Double Sequence Limits: UNIZOR.COM - Math4Teens - Calculus - Limit of Se...

Notes to a video lecture on http://www.unizor.com

Double Limits

Sometimes we are interested in sequences that depend on two natural numbers like {a_m,n}.
For example,
a_m,n=arctan(m)+2⁻ⁿ.

Now, if m→∞ and n→∞, how to calculate the limit of a_m,n?
It might be
lim_m→∞ [lim_n→∞ (a_m,n)]
or
lim_n→∞ [lim_m→∞ (a_m,n)]
depending on which index, m or n, we will use to go to a limit first, and there is no guarantee that the answers will be the same.

Let's check both methods.
lim_n→∞ (a_m,n) =
= lim_n→∞ (arctan(m) + 2⁻ⁿ) =
= arctan(m)
lim_m→∞ (arctan(m)) = π/2

If we change the order of limits,
lim_m→∞ (a_m,n) =
= lim_m→∞ (arctan(m) + 2⁻ⁿ) =
= π/2 + 2⁻ⁿ
lim_n→∞ (π/2 + 2⁻ⁿ) = π/2

As you see, the results are the same.

In some way, the equality of these two limits might be considered similar to a standard accounting procedure of checking the calculations.
Imagine an M⨯N matrix with numbers.
If you summarize the numbers within each of M rows with row #i having a sum R_i and summarize all these row totals by i from 1 to M, you will get a total of all numbers in an original table.
If you summarize the numbers within each of N columns with column #j having a sum S_j and summarize all these column totals by j from 1 to N, you should get exactly the same total of all numbers.
If these two calculated totals are not equal, that is if
Σ_i∈[1,M] R_i ≠ Σ_j∈[1,N] S_j
then your calculations are wrong.

The equality of two limits in the example above is not coincidental.
We shall prove the following theorem.

Theorem

IF
lim_n→∞ (a_m,n) = b_m
lim_m→∞ (b_m) = B
lim_m→∞ (a_m,n) = c_n
lim_n→∞ (c_n) = C
THEN
B = C

Proof

Assume, B≠C and |B−C|=d.

Since lim_m→∞(b_m)=B, there exists some natural number M₁ such that
|B−b_m| < d/4 for all m>M₁

Since lim_n→∞(a_m,n)=b_m, there exists some natural number N₁ such that
|a_m,n−b_m| < d/4 for all n>N₁

Then, for all pairs m,n such that m>M₁ and n>N₁ both following inequalities are true:
|B − b_m| < d/4 and
|b_m − a_m,n| < d/4
Therefore,
|B−a_m,n| < d/2
That is, our double sequence a_m,n with both indices m and n sufficiently large (m>M₁ and n>N₁) is closer to number B than d/2.
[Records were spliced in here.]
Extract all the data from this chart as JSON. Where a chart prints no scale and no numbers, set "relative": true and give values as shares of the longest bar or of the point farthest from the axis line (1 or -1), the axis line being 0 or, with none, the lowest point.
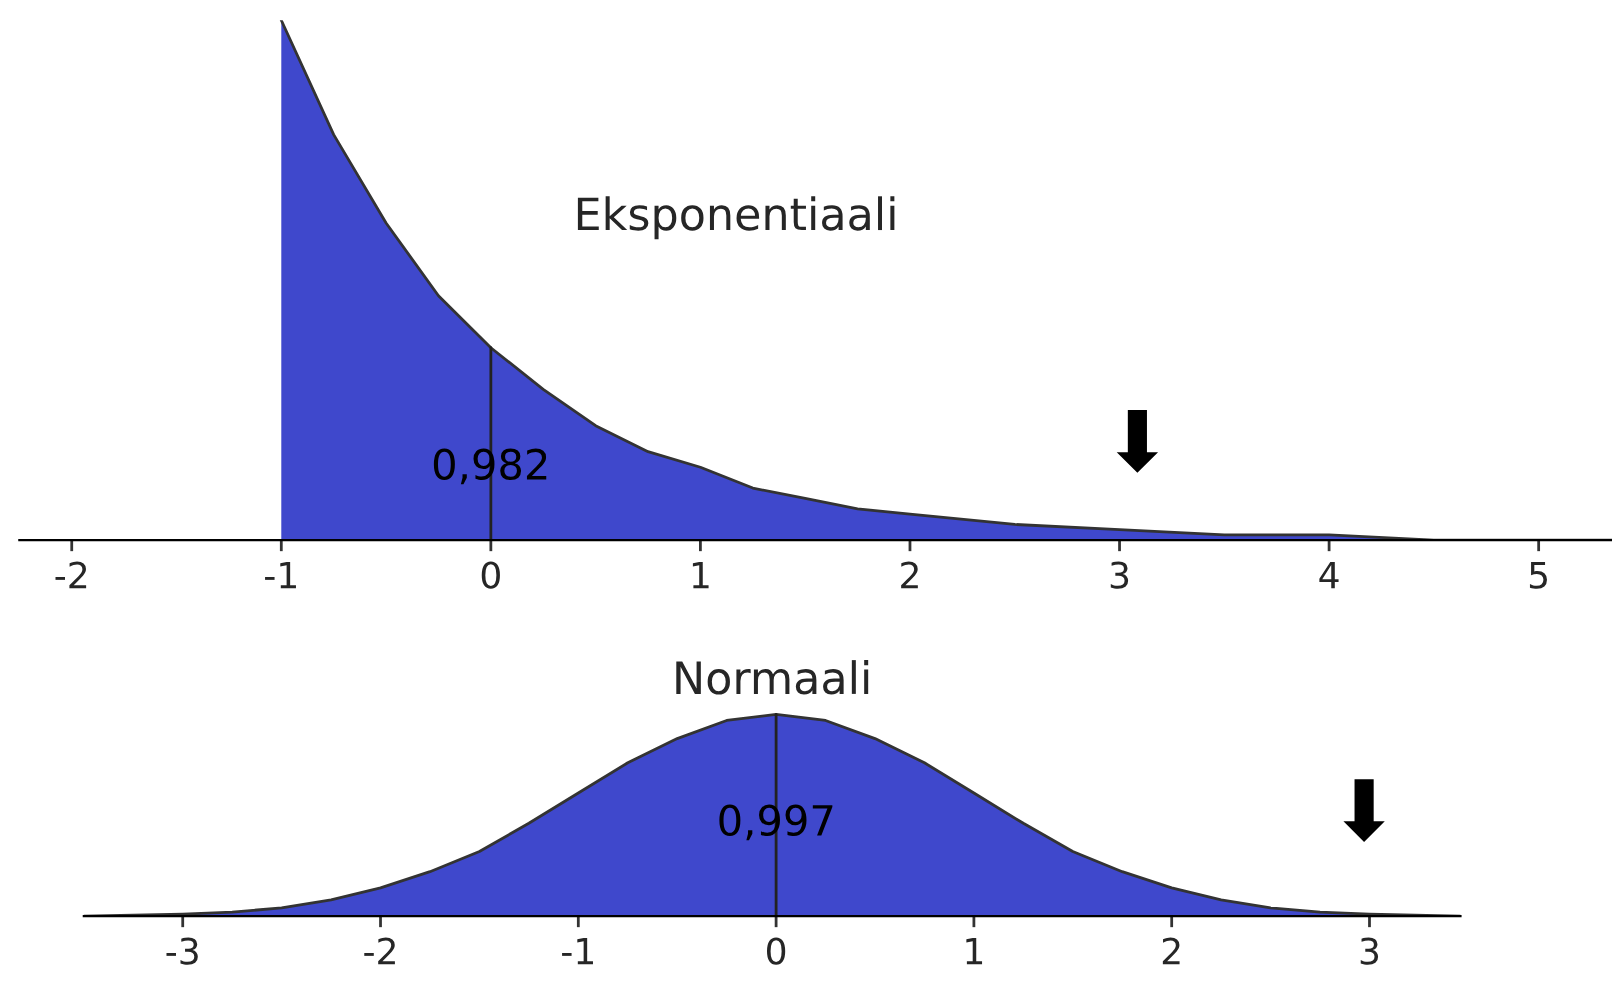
{
  "chart_data": [
    {
      "type": "area",
      "title": "Eksponentiaali",
      "relative": true,
      "xlim": [
        -2.25,
        5.35
      ],
      "xticks": [
        -2,
        -1,
        0,
        1,
        2,
        3,
        4,
        5
      ],
      "series": [
        {
          "color": "#3f48cc",
          "x": [
            -1,
            -0.75,
            -0.5,
            -0.25,
            0,
            0.25,
            0.5,
            0.75,
            1,
            1.25,
            1.5,
            1.75,
            2,
            2.5,
            3,
            3.5,
            4,
            4.5,
            5,
            5.35
          ],
          "values": [
            1,
            0.78,
            0.61,
            0.47,
            0.37,
            0.29,
            0.22,
            0.17,
            0.14,
            0.1,
            0.08,
            0.06,
            0.05,
            0.03,
            0.02,
            0.01,
            0.01,
            0.0,
            0.0,
            0.0
          ]
        }
      ],
      "ref_lines": [
        {
          "axis": "x",
          "value": 0
        }
      ],
      "annotations": [
        "0,982",
        "⬇"
      ]
    },
    {
      "type": "area",
      "title": "Normaali",
      "relative": true,
      "xlim": [
        -3.5,
        3.46
      ],
      "xticks": [
        -3,
        -2,
        -1,
        0,
        1,
        2,
        3
      ],
      "series": [
        {
          "color": "#3f48cc",
          "x": [
            -3.5,
            -3,
            -2.75,
            -2.5,
            -2.25,
            -2,
            -1.75,
            -1.5,
            -1.25,
            -1,
            -0.75,
            -0.5,
            -0.25,
            0,
            0.25,
            0.5,
            0.75,
            1,
            1.25,
            1.5,
            1.75,
            2,
            2.25,
            2.5,
            2.75,
            3,
            3.46
          ],
          "values": [
            0.0,
            0.01,
            0.02,
            0.04,
            0.08,
            0.14,
            0.22,
            0.32,
            0.46,
            0.61,
            0.76,
            0.88,
            0.97,
            1,
            0.97,
            0.88,
            0.76,
            0.61,
            0.46,
            0.32,
            0.22,
            0.14,
            0.08,
            0.04,
            0.02,
            0.01,
            0.0
          ]
        }
      ],
      "ref_lines": [
        {
          "axis": "x",
          "value": 0
        }
      ],
      "annotations": [
        "0,997",
        "⬇"
      ]
    }
  ]
}
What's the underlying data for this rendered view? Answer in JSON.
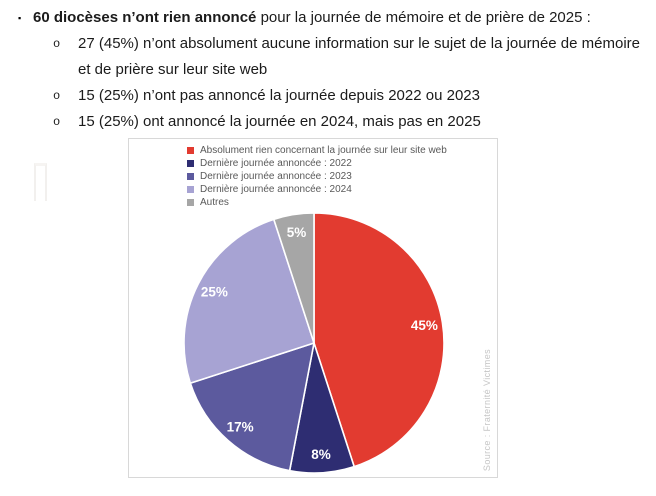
{
  "document": {
    "main_bullet": {
      "marker": "▪",
      "bold": "60 diocèses n’ont rien annoncé",
      "rest": " pour la journée de mémoire et de prière de 2025 :"
    },
    "sub_marker": "o",
    "sub_bullets": [
      "27 (45%) n’ont absolument aucune information sur le sujet de la journée de mémoire et de prière sur leur site web",
      "15 (25%) n’ont pas annoncé la journée depuis 2022 ou 2023",
      "15 (25%) ont annoncé la journée en 2024, mais pas en 2025"
    ]
  },
  "chart_data": {
    "type": "pie",
    "title": "",
    "legend_position": "top-left-inside",
    "direction": "clockwise",
    "start_angle_deg": 0,
    "categories": [
      "Absolument rien concernant la journée sur leur site web",
      "Dernière journée annoncée : 2022",
      "Dernière journée annoncée : 2023",
      "Dernière journée annoncée : 2024",
      "Autres"
    ],
    "values": [
      45,
      8,
      17,
      25,
      5
    ],
    "unit": "%",
    "slice_labels": [
      "45%",
      "8%",
      "17%",
      "25%",
      "5%"
    ],
    "colors": [
      "#E23B30",
      "#2E2D72",
      "#5C5A9E",
      "#A7A3D3",
      "#A6A6A6"
    ],
    "label_color": "#FFFFFF",
    "source_note": "Source : Fraternité Victimes"
  }
}
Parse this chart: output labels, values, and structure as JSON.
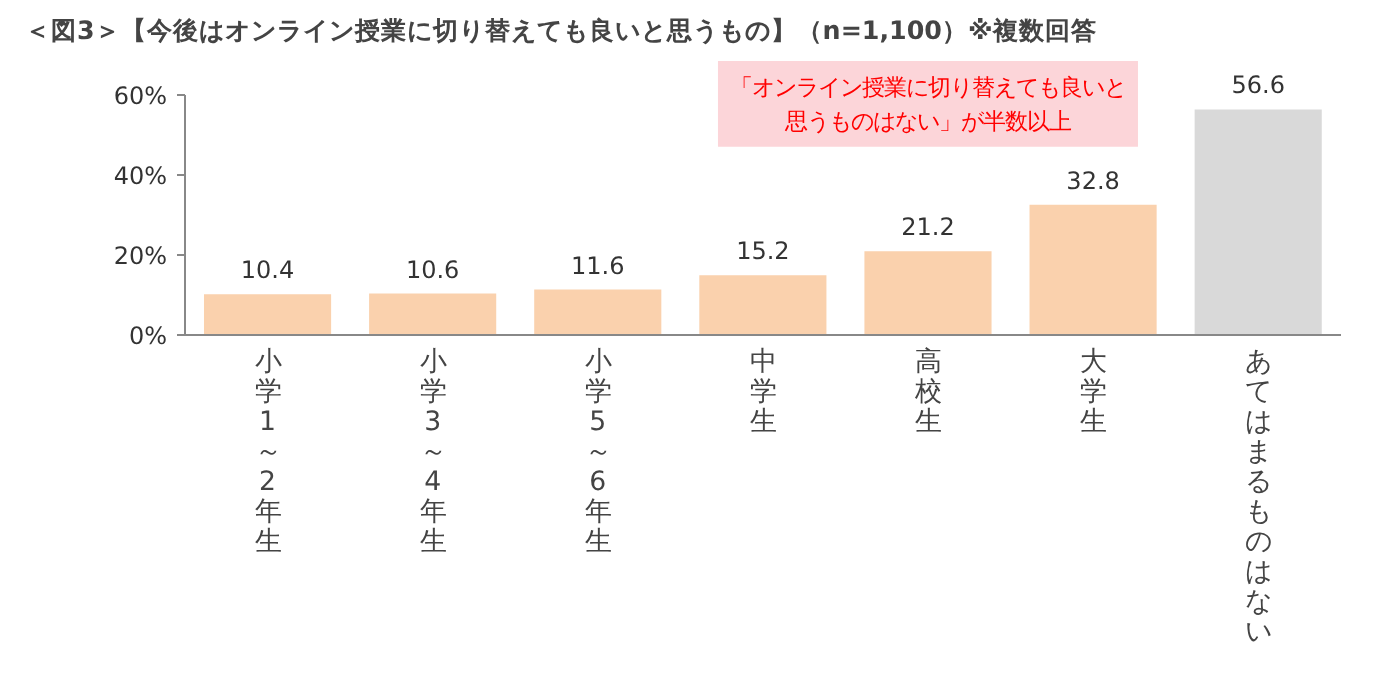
{
  "chart_data": {
    "type": "bar",
    "title": "＜図3＞【今後はオンライン授業に切り替えても良いと思うもの】（n=1,100）※複数回答",
    "categories": [
      "小学1～2年生",
      "小学3～4年生",
      "小学5～6年生",
      "中学生",
      "高校生",
      "大学生",
      "あてはまるものはない"
    ],
    "values": [
      10.4,
      10.6,
      11.6,
      15.2,
      21.2,
      32.8,
      56.6
    ],
    "colors": [
      "#fad1ad",
      "#fad1ad",
      "#fad1ad",
      "#fad1ad",
      "#fad1ad",
      "#fad1ad",
      "#d9d9d9"
    ],
    "data_labels": true,
    "ylim": [
      0,
      60
    ],
    "yticks": [
      {
        "value": 0,
        "label": "0%"
      },
      {
        "value": 20,
        "label": "20%"
      },
      {
        "value": 40,
        "label": "40%"
      },
      {
        "value": 60,
        "label": "60%"
      }
    ],
    "grid": false,
    "annotations": [
      "「オンライン授業に切り替えても良いと思うものはない」が半数以上"
    ]
  }
}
Absolutely similarly we can prove that this same sequence a_m,n with both indices sufficiently large (m>M₂ and n>N₂) is closer to number C than d/2.
Here is a proof in mathematical symbolics.
lim_n→∞ (c_n) = C ∴
∴ ∃N₂: |C−c_n| < d/4 ∀n>N₂
lim_m→∞ (a_m,n) = c_n ∴
∴ ∃M₂: |c_n−a_m,n| < d/4 ∀m>M₂
m>M₂ ∧ n>N₂ ∴
∴ |C−c_n| < d/4 ∧ |c_n−a_m,n| < d/4 ∴
∴ |C−a_m,n| < d/2

Choosing M=max(M₁,M₂) and N=max(N₁,N₂) we see that all a_m,n with m>M and n>N should be closer to B than d/2 and at the same time should be closer to C than d/2.
With the distance between B and C equal to d it's impossible.
We came to contradiction that signifies that our initial assumption that B≠C is wrong.
Therefore, B=C.

End of proof.